2. Reversal of Regular Expressions:
   We define the reversal of a regular expression $E$ , denoted $E^R$ , recursively as follows:

   • Base cases:
     • $\lambda^R = \lambda$ (reversal of the empty string is itself).
     • $a^R = a$ for $a \in \Sigma$ (reversal of a single symbol is itself).
     • $\emptyset^R = \emptyset$ (reversal of the empty language is itself).
   • Inductive cases:
     • Union: $(E + F)^R = E^R + F^R$ .
     • Concatenation: $(EF)^R = F^R E^R$ (reversing the order of concatenation).
     • Kleene star: $(E^*)^R = (E^R)^*$ .

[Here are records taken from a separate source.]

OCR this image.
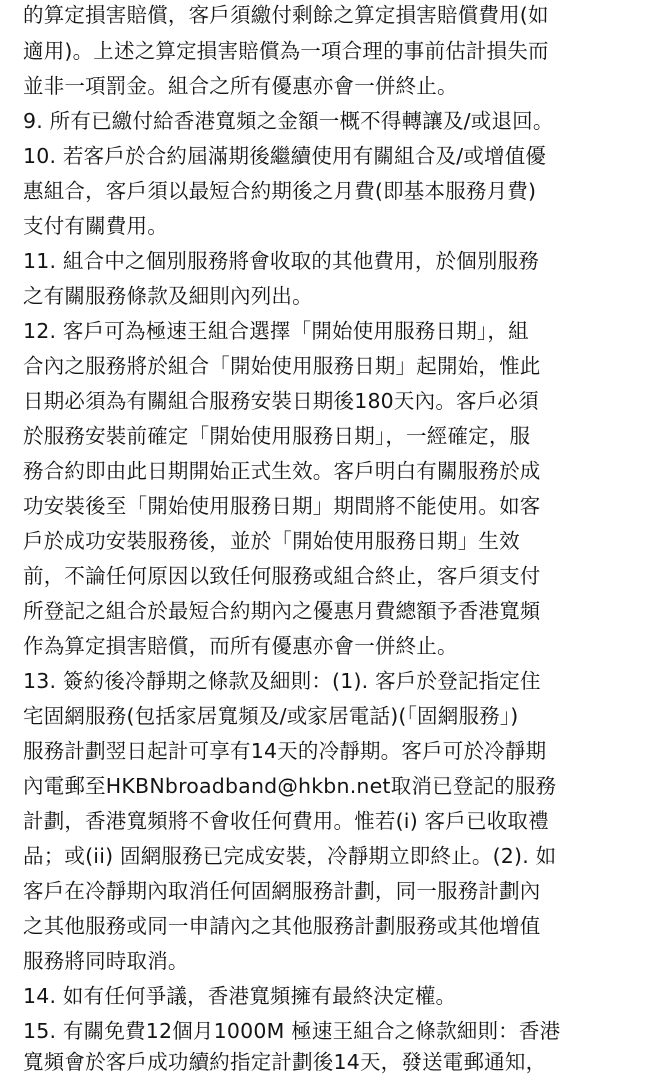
的算定損害賠償，客戶須繳付剩餘之算定損害賠償費用(如
適用)。上述之算定損害賠償為一項合理的事前估計損失而
並非一項罰金。組合之所有優惠亦會一併終止。
9. 所有已繳付給香港寬頻之金額一概不得轉讓及/或退回。
10. 若客戶於合約屆滿期後繼續使用有關組合及/或增值優
惠組合，客戶須以最短合約期後之月費(即基本服務月費)
支付有關費用。
11. 組合中之個別服務將會收取的其他費用，於個別服務
之有關服務條款及細則內列出。
12. 客戶可為極速王組合選擇「開始使用服務日期」，組
合內之服務將於組合「開始使用服務日期」起開始，惟此
日期必須為有關組合服務安裝日期後180天內。客戶必須
於服務安裝前確定「開始使用服務日期」，一經確定，服
務合約即由此日期開始正式生效。客戶明白有關服務於成
功安裝後至「開始使用服務日期」期間將不能使用。如客
戶於成功安裝服務後，並於「開始使用服務日期」生效
前，不論任何原因以致任何服務或組合終止，客戶須支付
所登記之組合於最短合約期內之優惠月費總額予香港寬頻
作為算定損害賠償，而所有優惠亦會一併終止。
13. 簽約後冷靜期之條款及細則：(1). 客戶於登記指定住
宅固網服務(包括家居寬頻及/或家居電話)(「固網服務」)
服務計劃翌日起計可享有14天的冷靜期。客戶可於冷靜期
內電郵至HKBNbroadband@hkbn.net取消已登記的服務
計劃，香港寬頻將不會收任何費用。惟若(i) 客戶已收取禮
品；或(ii) 固網服務已完成安裝，冷靜期立即終止。(2). 如
客戶在冷靜期內取消任何固網服務計劃，同一服務計劃內
之其他服務或同一申請內之其他服務計劃服務或其他增值
服務將同時取消。
14. 如有任何爭議，香港寬頻擁有最終決定權。
15. 有關免費12個月1000M 極速王組合之條款細則：香港
寬頻會於客戶成功續約指定計劃後14天，發送電郵通知，
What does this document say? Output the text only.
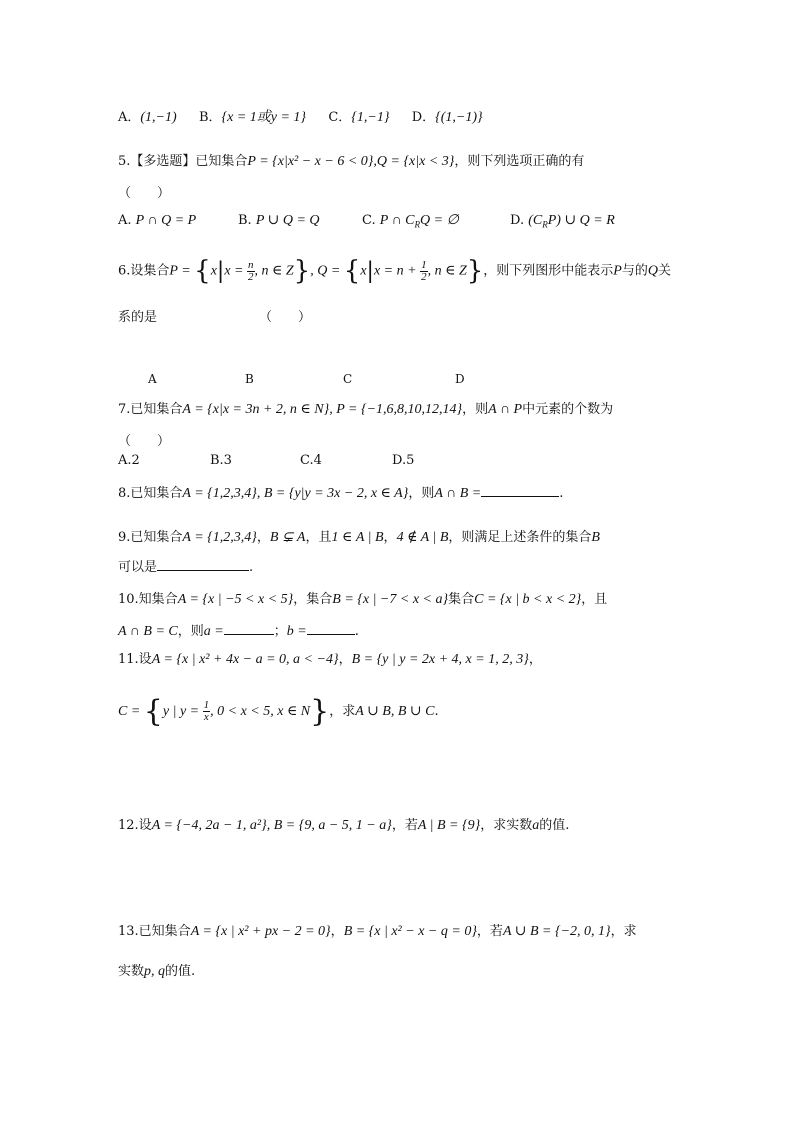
A．(1,−1) B．{x = 1或y = 1} C．{1,−1} D．{(1,−1)}
5.【多选题】已知集合P = {x|x² − x − 6 < 0},Q = {x|x < 3}，则下列选项正确的有
（　　）
A. P ∩ Q = P	B. P ∪ Q = Q	C. P ∩ $C_RQ$ = ∅	D. $(C_RP)$ ∪ Q = R
6.设集合$P = \{x|x = \frac{n}{2}$ , n ∈ Z}, $Q = \{x|x = n + \frac{1}{2}$ , n ∈ Z}，则下列图形中能表示P与的Q关
系的是	（　　）
A	B	C	D
7.已知集合A = {x|x = 3n + 2, n ∈ N}, P = {−1,6,8,10,12,14}，则A ∩ P中元素的个数为
（　　）
A.2	B.3	C.4	D.5
8.已知集合A = {1,2,3,4}, B = {y|y = 3x − 2, x ∈ A}，则A ∩ B =	.
9.已知集合A = {1,2,3,4}，B ⊊ A，且1 ∈ A | B，4 ∉ A | B，则满足上述条件的集合B
可以是	.
10.知集合A = {x | −5 < x < 5}，集合B = {x | −7 < x < a}集合C = {x | b < x < 2}，且
A ∩ B = C，则a =	；b =	.
11.设A = {x | x² + 4x − a = 0, a < −4}，B = {y | y = 2x + 4, x = 1, 2, 3}，
C = {y | $y = \frac{1}{x}$ , 0 < x < 5, x ∈ N}，求A ∪ B, B ∪ C.
12.设A = {−4, 2a − 1, a²}, B = {9, a − 5, 1 − a}，若A | B = {9}，求实数a的值.
13.已知集合A = {x | x² + px − 2 = 0}，B = {x | x² − x − q = 0}，若A ∪ B = {−2, 0, 1}，求
实数p, q的值.
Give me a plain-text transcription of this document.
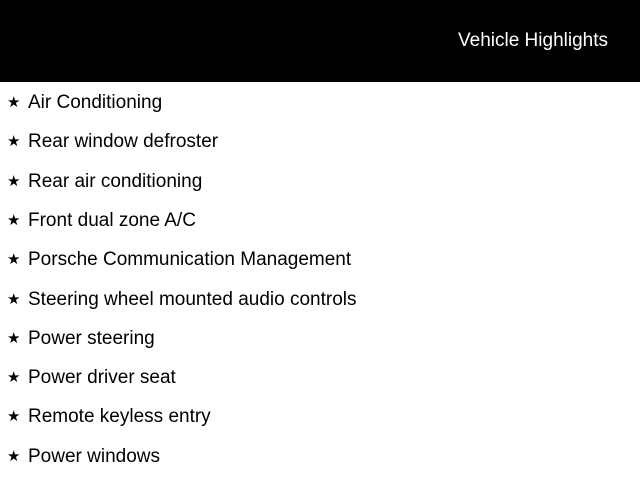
Vehicle Highlights
★ Air Conditioning
★ Rear window defroster
★ Rear air conditioning
★ Front dual zone A/C
★ Porsche Communication Management
★ Steering wheel mounted audio controls
★ Power steering
★ Power driver seat
★ Remote keyless entry
★ Power windows
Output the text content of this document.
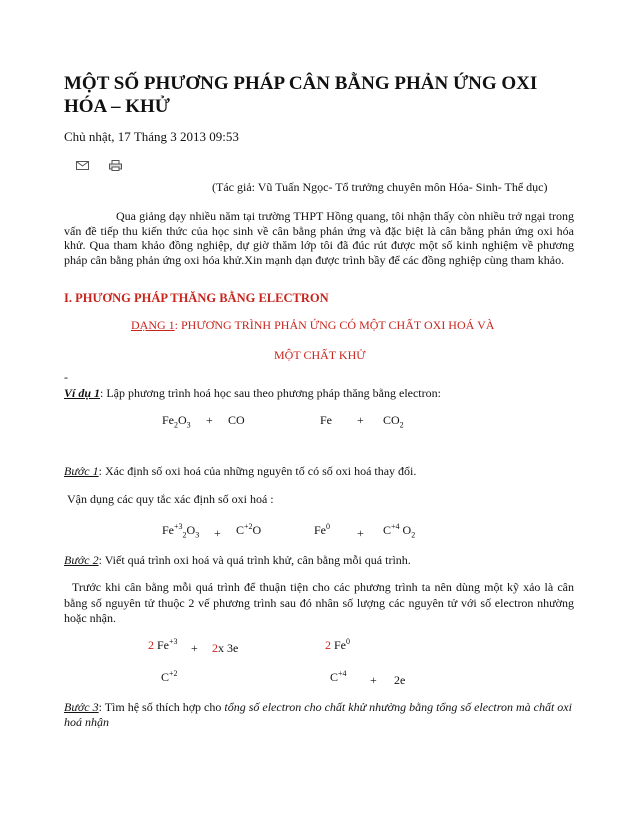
MỘT SỐ PHƯƠNG PHÁP CÂN BẰNG PHẢN ỨNG OXI HÓA – KHỬ
Chủ nhật, 17 Tháng 3 2013 09:53

(Tác giả: Vũ Tuấn Ngọc- Tổ trưởng chuyên môn Hóa- Sinh- Thể dục)
Qua giảng dạy nhiều năm tại trường THPT Hồng quang, tôi nhận thấy còn nhiều trở ngại trong vấn đề tiếp thu kiến thức của học sinh về cân bằng phản ứng và đặc biệt là cân bằng phản ứng oxi hóa khử. Qua tham khảo đồng nghiệp, dự giờ thăm lớp tôi đã đúc rút được một số kinh nghiệm về phương pháp cân bằng phản ứng oxi hóa khử.Xin mạnh dạn được trình bầy để các đồng nghiệp cùng tham khảo.
I. PHƯƠNG PHÁP THĂNG BẰNG ELECTRON
DẠNG 1: PHƯƠNG TRÌNH PHẢN ỨNG CÓ MỘT CHẤT OXI HOÁ VÀ
MỘT CHẤT KHỬ
-
Ví dụ 1: Lập phương trình hoá học sau theo phương pháp thăng bằng electron:
$Fe_2O_3$ + CO	$Fe + CO_2$
Bước 1: Xác định số oxi hoá của những nguyên tố có số oxi hoá thay đổi.
Vận dụng các quy tắc xác định số oxi hoá :
$Fe^{+3}_2O_3 + C^{+2}O$	$Fe^0 + C^{+4}$ $O_2$
Bước 2: Viết quá trình oxi hoá và quá trình khử, cân bằng mỗi quá trình.
Trước khi cân bằng mỗi quá trình để thuận tiện cho các phương trình ta nên dùng một kỹ xảo là cân bằng số nguyên tử thuộc 2 vế phương trình sau đó nhân số lượng các nguyên tử với số electron nhường hoặc nhận.
2 $Fe^{+3} + 2x$ 3e	2 Fe$^0$
$C^{+2}$	$C^{+4} + 2e$
Bước 3: Tìm hệ số thích hợp cho tổng số electron cho chất khử nhường bằng tổng số electron mà chất oxi hoá nhận
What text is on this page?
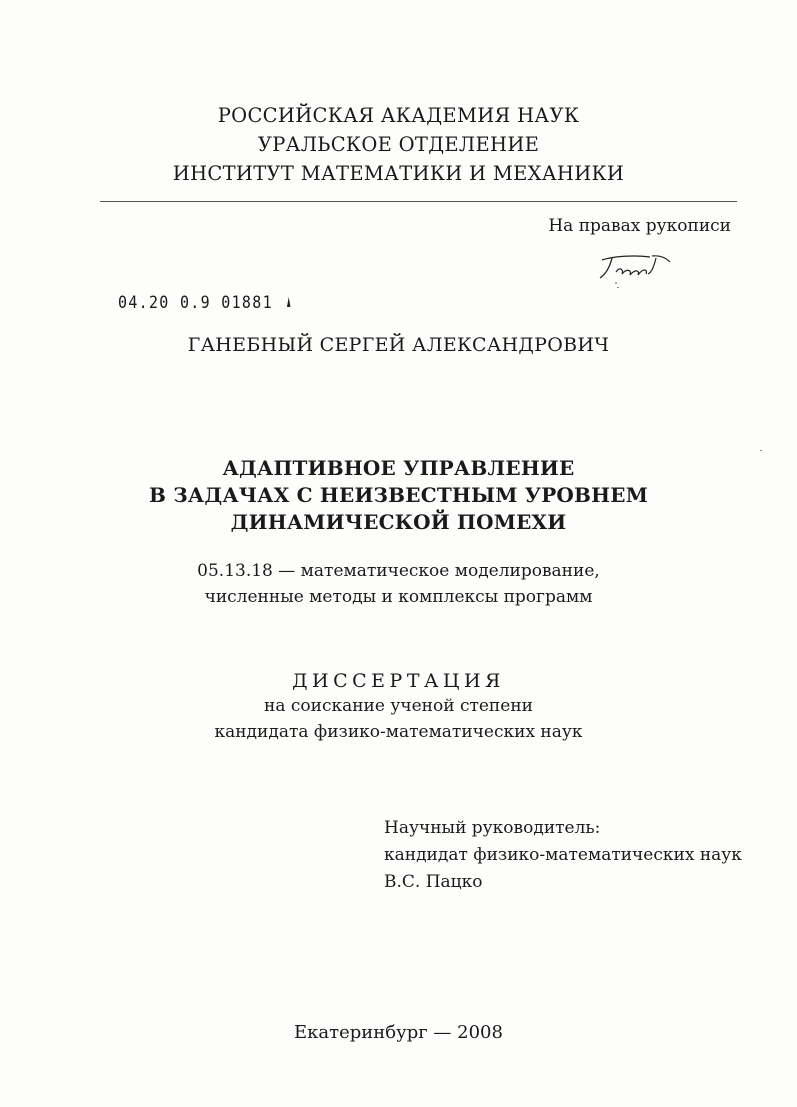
РОССИЙСКАЯ АКАДЕМИЯ НАУК
УРАЛЬСКОЕ ОТДЕЛЕНИЕ
ИНСТИТУТ МАТЕМАТИКИ И МЕХАНИКИ
На правах рукописи
04.20 0.9 01881
ГАНЕБНЫЙ СЕРГЕЙ АЛЕКСАНДРОВИЧ
АДАПТИВНОЕ УПРАВЛЕНИЕ
В ЗАДАЧАХ С НЕИЗВЕСТНЫМ УРОВНЕМ
ДИНАМИЧЕСКОЙ ПОМЕХИ
05.13.18 — математическое моделирование,
численные методы и комплексы программ
ДИССЕРТАЦИЯ
на соискание ученой степени
кандидата физико-математических наук
Научный руководитель:
кандидат физико-математических наук
В.С. Пацко
Екатеринбург — 2008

3. Reversal Preserves Regularity:
   By structural induction on $E$ :

   • Base cases: $\lambda$ , $a$ , and $\emptyset$ are regular expressions, and their reversals are trivially regular.
   • Union: If $E$ and $F$ are regular, then $E^R + F^R$ is regular (union of regular languages is regular).
   • Concatenation: If $E$ and $F$ are regular, then $F^R E^R$ is regular (concatenation of regular languages is regular).
   • Kleene star: If $E$ is regular, then $(E^R)^*$ is regular (Kleene star of a regular language is regular).

4. Conclusion:
   The reversal of a regular expression $E^R$ is also a regular expression. Therefore, the language $\mathcal{L}^R = \{ w^R \mid w \in \mathcal{L} \}$ is regular.
   Hence, regular languages are closed under reversal.

In all, we can prove that left linear grammar is equivalent to right linear grammar, thus generates regular language.